Inasmuch as the case will be tried again, we should also pass on the issue raised by appellant’s exception to the trial court’s refusal to permit appellant’s counsel to introduce in evidence the hospital records. The applicable statute is found in 28 U.S.C.A. § 1732. 4 In accordance with the expressed terms of this statute, the hospital records were admissible, if they were tendered for the purpose of proving some “act, transaction, occurrence, or event. A proper foundation was made for their admission, for they were produced as the “records” of the hospital relating to this patient, and the witness testified that they were prepared and kept in the ordinary course of the business of the hospital.
While the records should have been admitted if they contained evidence of relevant acts, transactions, occurrences or events, as we have stated, there is nothing before us in the record from which we can determine whether they were relevant since the plaintiff did not perfect the record so as to present the substance of the documents for our consideration, as provided for under Rule 43(c) Fed.Rules Civ.Proc. 28 U.S.C.A. This Court is not permitted to speculate, as we are asked to do by appellant in her brief, that these records, if admitted, would prove pain and suffering and the nature of the injury. We include this discussion of the tender of the evidence and the Court’s action thereon only as guidance in the future determination of this case by the Court below.

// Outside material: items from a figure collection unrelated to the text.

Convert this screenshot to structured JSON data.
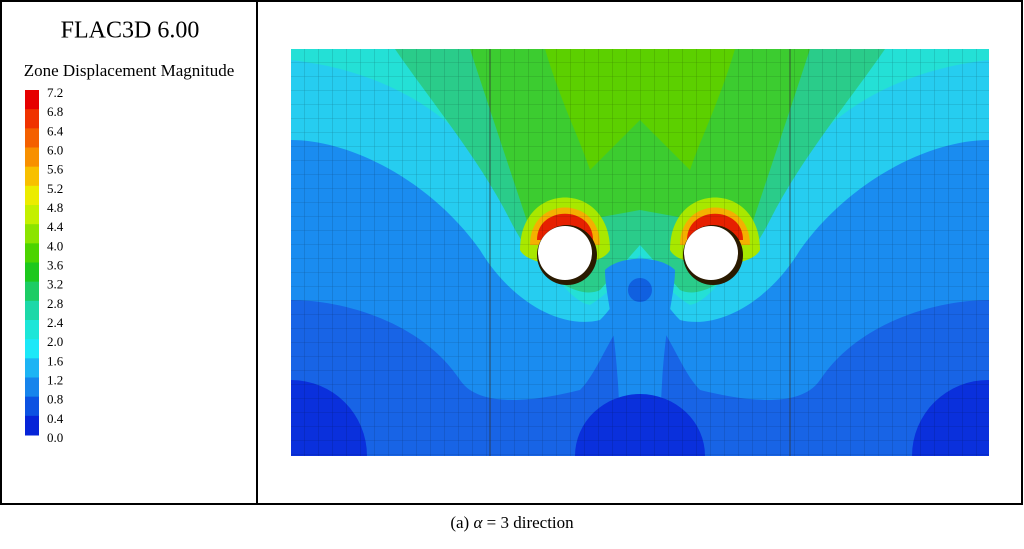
{
  "header": {
    "title": "FLAC3D 6.00",
    "subtitle": "Zone Displacement Magnitude"
  },
  "legend": {
    "labels": [
      "7.2",
      "6.8",
      "6.4",
      "6.0",
      "5.6",
      "5.2",
      "4.8",
      "4.4",
      "4.0",
      "3.6",
      "3.2",
      "2.8",
      "2.4",
      "2.0",
      "1.6",
      "1.2",
      "0.8",
      "0.4",
      "0.0"
    ],
    "colors": [
      "#e60000",
      "#f03200",
      "#f46000",
      "#f89000",
      "#f8c000",
      "#ecec00",
      "#c4f000",
      "#8ce400",
      "#4cd400",
      "#1cc81c",
      "#1ccc64",
      "#1cd8a8",
      "#1ce6d8",
      "#1ce8f8",
      "#1cb4f4",
      "#1684ec",
      "#0c52e2",
      "#0624d8"
    ]
  },
  "caption": {
    "label": "(a)",
    "symbol": "α",
    "text": "= 3 direction"
  }
}
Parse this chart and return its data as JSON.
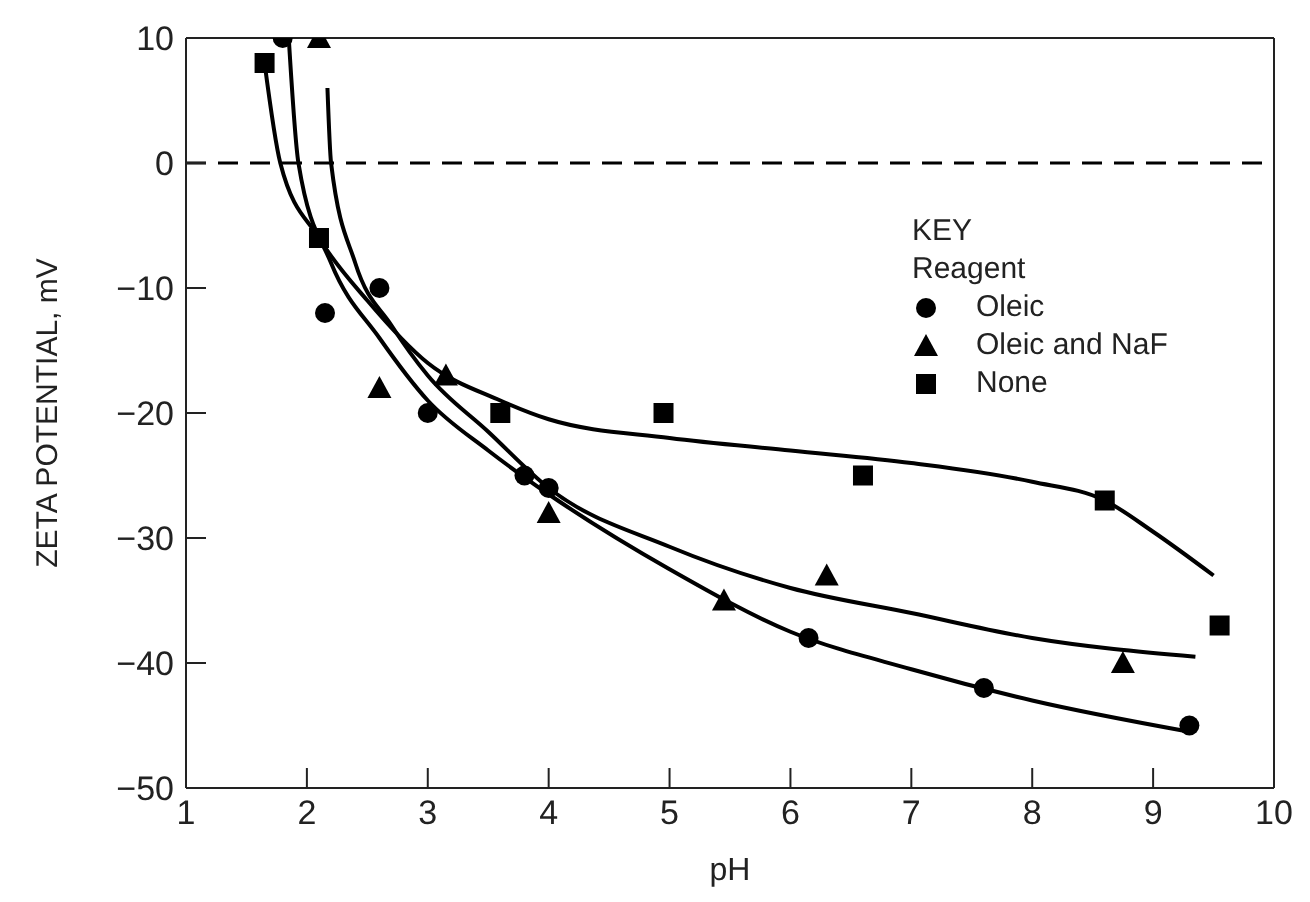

The Court having erred in withholding the case from the jury, this judgment must therefore be reversed and the case remanded for a new trial.
Reversed and remanded.
. 45 U.S.C.A. § 51.
. The other facts on the issue of negligence, the degree of injury and the cause of death are all detailed in our earlier opinion and will not be repeated here.
. In response to a hypothetical question, the following took place:
“Q. Do you have an opinion? A. Yes, sir, I have.